To rob God is to rob his servants and his beloved poor and to rob them is to rob God. Conversely, generosity in tithing is identified with a blessing so full and sure that God (in a rare moment) actually bids his people “test” him to see how he will bless them.
This identification of God with his priestly servants and with the poor continues in the New Testament. It is already a precept in the New Testament that “the worker is worth is wages” and that the ministers of the altar, having no other means of support, should live by the altar (1 Cor., 9:13). Likewise, Paul takes up a voluntary collection for the poverty stricken members of the Church at Jerusalem. As the Church grows and becomes more organized (as well as taking on the burden of an increasing number of charitable institutions ranging from hospitals to various religious orders to orphanages), the need grows for legislated tithing, not unlike the Mosaic tithe and this became the norm for several centuries.
That said, the fact remains that, in the present era, tithing is again largely left up to the conscience of the believer. The point is not meeting a legalistic requirement, it is cultivating a heart of generosity like Christ’s. Tithes are one way to do this. There are others.

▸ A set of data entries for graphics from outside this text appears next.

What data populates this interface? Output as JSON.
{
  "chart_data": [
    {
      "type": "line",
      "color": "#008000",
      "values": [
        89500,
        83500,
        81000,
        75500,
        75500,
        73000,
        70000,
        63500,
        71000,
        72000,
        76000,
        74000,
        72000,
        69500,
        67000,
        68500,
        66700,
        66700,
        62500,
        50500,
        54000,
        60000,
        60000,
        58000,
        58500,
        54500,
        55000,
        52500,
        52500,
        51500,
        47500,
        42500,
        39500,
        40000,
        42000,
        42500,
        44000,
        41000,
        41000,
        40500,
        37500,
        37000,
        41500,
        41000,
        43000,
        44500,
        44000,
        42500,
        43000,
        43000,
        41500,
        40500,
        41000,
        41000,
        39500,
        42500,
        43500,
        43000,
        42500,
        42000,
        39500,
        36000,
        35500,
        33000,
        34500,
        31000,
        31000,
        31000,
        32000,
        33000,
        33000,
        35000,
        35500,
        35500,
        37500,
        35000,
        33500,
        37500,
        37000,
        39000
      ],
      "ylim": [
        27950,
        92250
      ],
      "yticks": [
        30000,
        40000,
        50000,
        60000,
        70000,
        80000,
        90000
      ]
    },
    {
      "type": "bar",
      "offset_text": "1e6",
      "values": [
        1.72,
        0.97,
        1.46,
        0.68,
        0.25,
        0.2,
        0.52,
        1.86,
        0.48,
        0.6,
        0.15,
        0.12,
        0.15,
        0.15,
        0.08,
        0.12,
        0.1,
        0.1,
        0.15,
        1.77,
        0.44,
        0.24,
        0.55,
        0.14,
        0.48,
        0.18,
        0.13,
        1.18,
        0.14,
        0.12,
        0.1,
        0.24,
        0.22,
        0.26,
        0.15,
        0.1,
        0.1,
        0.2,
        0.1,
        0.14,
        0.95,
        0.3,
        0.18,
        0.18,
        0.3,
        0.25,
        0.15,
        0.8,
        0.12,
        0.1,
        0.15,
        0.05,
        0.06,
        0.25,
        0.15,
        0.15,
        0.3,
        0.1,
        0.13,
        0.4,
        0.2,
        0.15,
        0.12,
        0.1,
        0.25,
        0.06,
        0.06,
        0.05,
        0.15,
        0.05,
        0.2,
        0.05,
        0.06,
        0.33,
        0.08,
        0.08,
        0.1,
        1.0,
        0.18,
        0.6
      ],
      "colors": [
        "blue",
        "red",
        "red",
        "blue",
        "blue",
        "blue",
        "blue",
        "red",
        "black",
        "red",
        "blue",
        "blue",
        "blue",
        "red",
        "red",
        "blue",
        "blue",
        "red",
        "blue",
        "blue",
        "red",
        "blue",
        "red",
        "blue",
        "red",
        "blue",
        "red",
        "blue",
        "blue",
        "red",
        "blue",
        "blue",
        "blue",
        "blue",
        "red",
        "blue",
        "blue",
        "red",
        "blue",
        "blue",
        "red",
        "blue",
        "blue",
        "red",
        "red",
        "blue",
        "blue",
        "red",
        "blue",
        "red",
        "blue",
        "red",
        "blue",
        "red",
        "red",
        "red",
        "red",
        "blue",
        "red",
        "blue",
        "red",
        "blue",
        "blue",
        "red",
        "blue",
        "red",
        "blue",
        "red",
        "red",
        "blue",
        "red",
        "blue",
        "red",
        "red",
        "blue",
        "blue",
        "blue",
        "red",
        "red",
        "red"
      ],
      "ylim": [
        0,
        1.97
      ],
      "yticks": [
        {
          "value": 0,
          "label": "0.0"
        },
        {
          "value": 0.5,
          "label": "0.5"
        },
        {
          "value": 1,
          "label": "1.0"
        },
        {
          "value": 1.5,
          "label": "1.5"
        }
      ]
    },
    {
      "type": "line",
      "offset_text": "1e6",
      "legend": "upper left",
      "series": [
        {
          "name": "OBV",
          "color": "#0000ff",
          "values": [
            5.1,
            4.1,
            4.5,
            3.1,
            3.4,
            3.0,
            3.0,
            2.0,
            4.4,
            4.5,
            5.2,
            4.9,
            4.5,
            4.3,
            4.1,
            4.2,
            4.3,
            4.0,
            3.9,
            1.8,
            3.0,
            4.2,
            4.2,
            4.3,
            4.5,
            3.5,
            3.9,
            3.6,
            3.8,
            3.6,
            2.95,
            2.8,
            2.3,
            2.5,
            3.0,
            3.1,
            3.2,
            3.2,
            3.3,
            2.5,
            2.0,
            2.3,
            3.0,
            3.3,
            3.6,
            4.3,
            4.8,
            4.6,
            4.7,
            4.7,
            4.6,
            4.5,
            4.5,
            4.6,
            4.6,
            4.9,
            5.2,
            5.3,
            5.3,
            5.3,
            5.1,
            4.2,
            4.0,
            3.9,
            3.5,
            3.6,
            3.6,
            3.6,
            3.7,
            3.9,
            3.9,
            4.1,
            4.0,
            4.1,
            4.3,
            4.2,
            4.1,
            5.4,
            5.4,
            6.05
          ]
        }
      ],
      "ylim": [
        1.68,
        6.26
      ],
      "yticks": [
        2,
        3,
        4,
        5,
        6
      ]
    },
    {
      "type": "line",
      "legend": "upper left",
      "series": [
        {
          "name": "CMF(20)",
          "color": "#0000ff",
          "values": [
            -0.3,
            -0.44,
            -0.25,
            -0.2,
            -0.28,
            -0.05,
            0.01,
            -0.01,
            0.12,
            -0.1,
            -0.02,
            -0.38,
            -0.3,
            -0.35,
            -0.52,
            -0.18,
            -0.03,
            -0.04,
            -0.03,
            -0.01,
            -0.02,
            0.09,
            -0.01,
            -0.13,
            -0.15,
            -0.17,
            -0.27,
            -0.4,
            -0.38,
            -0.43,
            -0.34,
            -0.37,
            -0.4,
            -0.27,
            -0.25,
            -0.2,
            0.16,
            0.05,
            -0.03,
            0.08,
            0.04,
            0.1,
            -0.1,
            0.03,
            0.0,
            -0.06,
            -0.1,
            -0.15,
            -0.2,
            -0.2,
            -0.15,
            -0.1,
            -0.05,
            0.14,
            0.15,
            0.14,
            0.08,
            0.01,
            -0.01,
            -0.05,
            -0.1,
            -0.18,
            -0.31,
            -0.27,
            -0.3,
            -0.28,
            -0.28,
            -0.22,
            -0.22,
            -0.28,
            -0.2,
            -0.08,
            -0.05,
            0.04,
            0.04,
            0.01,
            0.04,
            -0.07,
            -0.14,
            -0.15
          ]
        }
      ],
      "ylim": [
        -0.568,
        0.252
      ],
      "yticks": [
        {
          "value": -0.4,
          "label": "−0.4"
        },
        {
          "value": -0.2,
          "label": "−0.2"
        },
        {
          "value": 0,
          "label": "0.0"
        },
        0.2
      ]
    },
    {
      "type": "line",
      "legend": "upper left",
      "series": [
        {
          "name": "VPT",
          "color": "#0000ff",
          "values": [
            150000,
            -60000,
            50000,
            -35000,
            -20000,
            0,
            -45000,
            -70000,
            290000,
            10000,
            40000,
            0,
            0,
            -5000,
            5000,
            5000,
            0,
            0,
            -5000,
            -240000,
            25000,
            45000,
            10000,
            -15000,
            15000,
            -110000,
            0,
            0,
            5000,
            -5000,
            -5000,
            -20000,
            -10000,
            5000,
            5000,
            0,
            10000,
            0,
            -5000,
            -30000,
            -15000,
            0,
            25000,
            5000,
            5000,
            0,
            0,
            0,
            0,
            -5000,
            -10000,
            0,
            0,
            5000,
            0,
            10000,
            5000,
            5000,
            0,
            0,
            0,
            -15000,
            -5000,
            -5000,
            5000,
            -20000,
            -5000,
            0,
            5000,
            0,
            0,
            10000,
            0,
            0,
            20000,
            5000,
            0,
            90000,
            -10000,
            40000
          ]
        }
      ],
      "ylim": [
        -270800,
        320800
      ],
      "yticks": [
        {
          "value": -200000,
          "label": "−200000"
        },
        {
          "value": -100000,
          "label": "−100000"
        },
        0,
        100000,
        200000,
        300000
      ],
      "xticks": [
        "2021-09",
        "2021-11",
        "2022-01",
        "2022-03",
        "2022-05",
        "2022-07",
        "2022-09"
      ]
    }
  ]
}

That is why the Catechism of the Catholic Church emphasizes, not a particular amount or method of tithing, but the general demand of generosity:
2449. Beginning with the Old Testament, all kinds of juridical measures (the jubilee year of forgiveness of debts, prohibition of loans at interest and the keeping of collateral, the obligation to tithe, the daily payment of the day-laborer, the right to glean vines and fields) answer the exhortation of Deuteronomy: “For the poor will never cease out of the land; therefore I command you, ‘You shall open wide your hand to your brother, to the needy and to the poor in the land.”'[Deut 15:11 .] Jesus makes these words his own: “The poor you always have with you, but you do not always have me.”[Jn 12:8 .] In so doing he does not soften the vehemence of former oracles against “buying the poor for silver and the needy for a pair of sandals . . .,” but invites us to recognize his own presence in the poor who are his brethren:[Am 8:6; cf. Mt 25:40.]
The key words in the passage above are “juridical measures”. Tithing 10% of our income (or whatever we can reasonably afford) is one very sensible way of obeying the command to “open wide your hand to your brother, to the needy and to the poor in the land”. “Your brother” includes not only the priests, religious and needs of the Church, but the myriad charitable works She undertakes and all those in need. “The needy and the poor in the land” include every last one of the “least of these” who are, whether we realize it or not, Christ in disguise.
And that, in the end, is the answer to the question of “why?”. For the fact is that in tithing we are giving to Christ (or rather, giving back to Christ). It’s as simple as that.